The most powerful cosmic rays that we see on Earth may come from microquasars, small black holes that blast out jets of material from orbiting stars.
Unlike larger quasars, which feature a supermassive black hole, microquasars contain a black hole with a mass closer to that of the sun. The first discovered microquasar, SS 433, was found in 1975, but understanding the nature of its light-year spanning jets has been difficult because their structure looks remarkably different depending on which form of light you use to observe them.
When observed with lower-energy radiation, the jets start close to the centre of the black hole and appear to revolve like a spinning top. But using X-rays, or even higher-energy gamma rays, the jets appear to start very far from the black hole itself. Until recently, astronomers had only been able to get fuzzy pictures of them with gamma ray telescopes.

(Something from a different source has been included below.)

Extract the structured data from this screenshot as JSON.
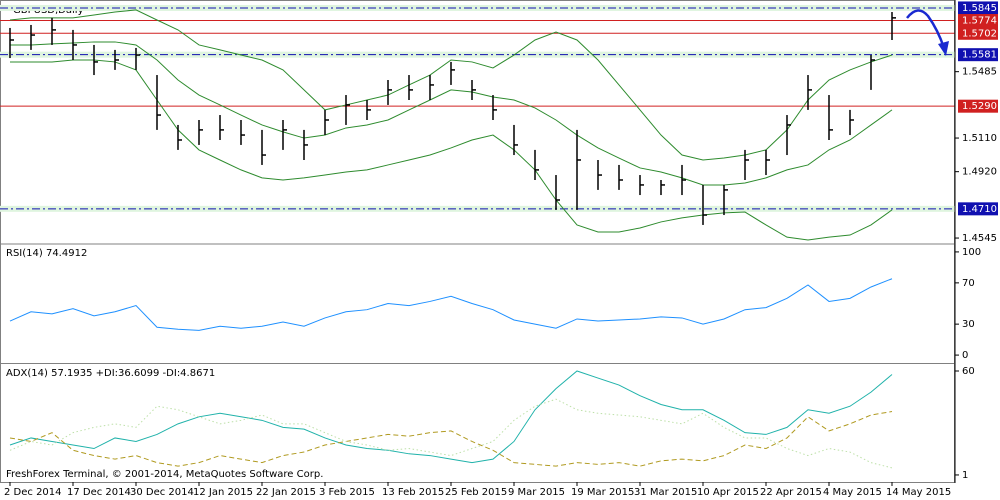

Now, Laura Olivera-Nieto at the Max Planck Institute for Nuclear Physics in Heidelberg, Germany, and her colleagues have observed the jets’ gamma radiation using the High Energy Stereoscopic System (HESS) telescopes in Namibia. They discovered that the jets’ high-energy structure changes over short distances, which suggests that the radiation is produced by electrons slamming into some kind of barrier and being accelerated.
If this process also occurs for heavier particles, such as atomic nuclei, then a microquasar closer to Earth operating in the same way could explain the mysterious, high-energy cosmic rays that we occasionally see colliding with our atmosphere, though so far the team can only definitively say that electrons are being accelerated.
“This is really remarkable if you compare it to the way that accelerators are on Earth, because there you have huge machines that are super complicated, and they struggle to reach the highest [energy] values that we see out in the universe. And these systems are doing it somehow seamlessly,” says Olivera-Nieto.
“This is a beautiful reminder of the influence that black holes have way beyond their event horizons,” says Katherine Blundell at the University of Oxford. It is possible that heavier particles are being accelerated to create high-energy cosmic rays, but confirming this would require careful calculations and observations, she says.